Scène 5 César, Cléopâtre, Antoine, Lépide, Achorée, Charmion CESAR Son courage m'étonne autant que leur audace. Reine, voyez pour qui vous me demandiez grâce !
CLEOPATRE Je n'ai rien à vous dire : allez, Seigneur, allez Venger sur ces méchants tant de droits violés. On m'en veut plus qu'à vous : c'est ma mort qu'ils respirent, C'est contre mon pouvoir que les traîtres conspirent ; Leur rage, pour l'abattre, attaque mon soutien, Et par votre trépas cherche un passage au mien. Mais parmi ces transports d'une juste colère, Je ne puis oublier que leur chef est mon frère. Le saurez-vous, Seigneur ? et pourrai-je obtenir Que ce coeur irrité daigne s'en souvenir ?
CESAR Oui, je me souviendrai que ce coeur magnanime Au bonheur de son sang veut pardonner son crime. Adieu, ne craignez rien : Achillas et Photin Ne sont pas gens à vaincre un si puissant destin. Pour les mettre en déroute, eux et tous leurs complices, Je n'ai qu'à déployer l'appareil des supplices, Et pour soldats choisis, envoyer des bourreaux Qui portent hautement mes haches pour drapeaux.

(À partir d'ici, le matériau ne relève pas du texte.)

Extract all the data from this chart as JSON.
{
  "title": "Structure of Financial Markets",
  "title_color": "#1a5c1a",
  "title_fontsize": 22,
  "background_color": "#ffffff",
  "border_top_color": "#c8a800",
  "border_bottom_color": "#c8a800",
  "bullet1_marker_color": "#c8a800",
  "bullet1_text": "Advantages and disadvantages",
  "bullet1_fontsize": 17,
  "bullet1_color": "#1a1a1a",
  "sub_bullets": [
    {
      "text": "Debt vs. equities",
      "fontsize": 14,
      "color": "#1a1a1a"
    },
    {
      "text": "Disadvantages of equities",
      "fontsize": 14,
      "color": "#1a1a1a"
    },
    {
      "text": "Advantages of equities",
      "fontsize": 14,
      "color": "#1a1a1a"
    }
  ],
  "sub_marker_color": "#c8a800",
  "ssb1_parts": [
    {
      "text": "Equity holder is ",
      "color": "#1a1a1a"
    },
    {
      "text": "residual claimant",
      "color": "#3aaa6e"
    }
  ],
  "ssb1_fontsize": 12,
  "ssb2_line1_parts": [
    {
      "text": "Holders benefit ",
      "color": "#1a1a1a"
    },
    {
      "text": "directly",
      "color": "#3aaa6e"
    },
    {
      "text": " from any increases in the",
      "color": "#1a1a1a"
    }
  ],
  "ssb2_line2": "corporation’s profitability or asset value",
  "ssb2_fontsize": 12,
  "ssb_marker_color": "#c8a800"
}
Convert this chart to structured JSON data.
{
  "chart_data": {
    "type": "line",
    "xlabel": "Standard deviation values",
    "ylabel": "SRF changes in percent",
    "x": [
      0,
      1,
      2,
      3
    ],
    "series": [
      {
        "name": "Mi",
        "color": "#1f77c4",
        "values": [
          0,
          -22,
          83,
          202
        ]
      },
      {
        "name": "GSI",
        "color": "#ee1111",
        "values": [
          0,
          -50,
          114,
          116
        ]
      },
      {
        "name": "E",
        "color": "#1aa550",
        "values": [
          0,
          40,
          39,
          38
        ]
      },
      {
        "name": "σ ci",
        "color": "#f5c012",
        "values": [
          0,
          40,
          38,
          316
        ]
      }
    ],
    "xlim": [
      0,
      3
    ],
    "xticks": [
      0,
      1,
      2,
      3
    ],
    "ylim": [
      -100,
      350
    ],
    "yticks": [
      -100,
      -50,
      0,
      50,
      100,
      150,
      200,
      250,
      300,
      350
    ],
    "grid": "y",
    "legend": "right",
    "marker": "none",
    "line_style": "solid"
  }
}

(César rentre avec les Romains.)
CLEOPATRE Ne quittez pas César : allez, cher Achorée, Repousser avec lui ma mort qu'on a jurée ; Et quand il punira nos lâches ennemis, Faites-le souvenir de ce qu'il m'a promis. Ayez l'oeil sur le Roi dans la chaleur des armes, Et conservez son sang pour épargner mes larmes.
ACHOREE Madame, assurez-vous qu'il ne peut y périr Si mon zèle et mes soins peuvent le secourir.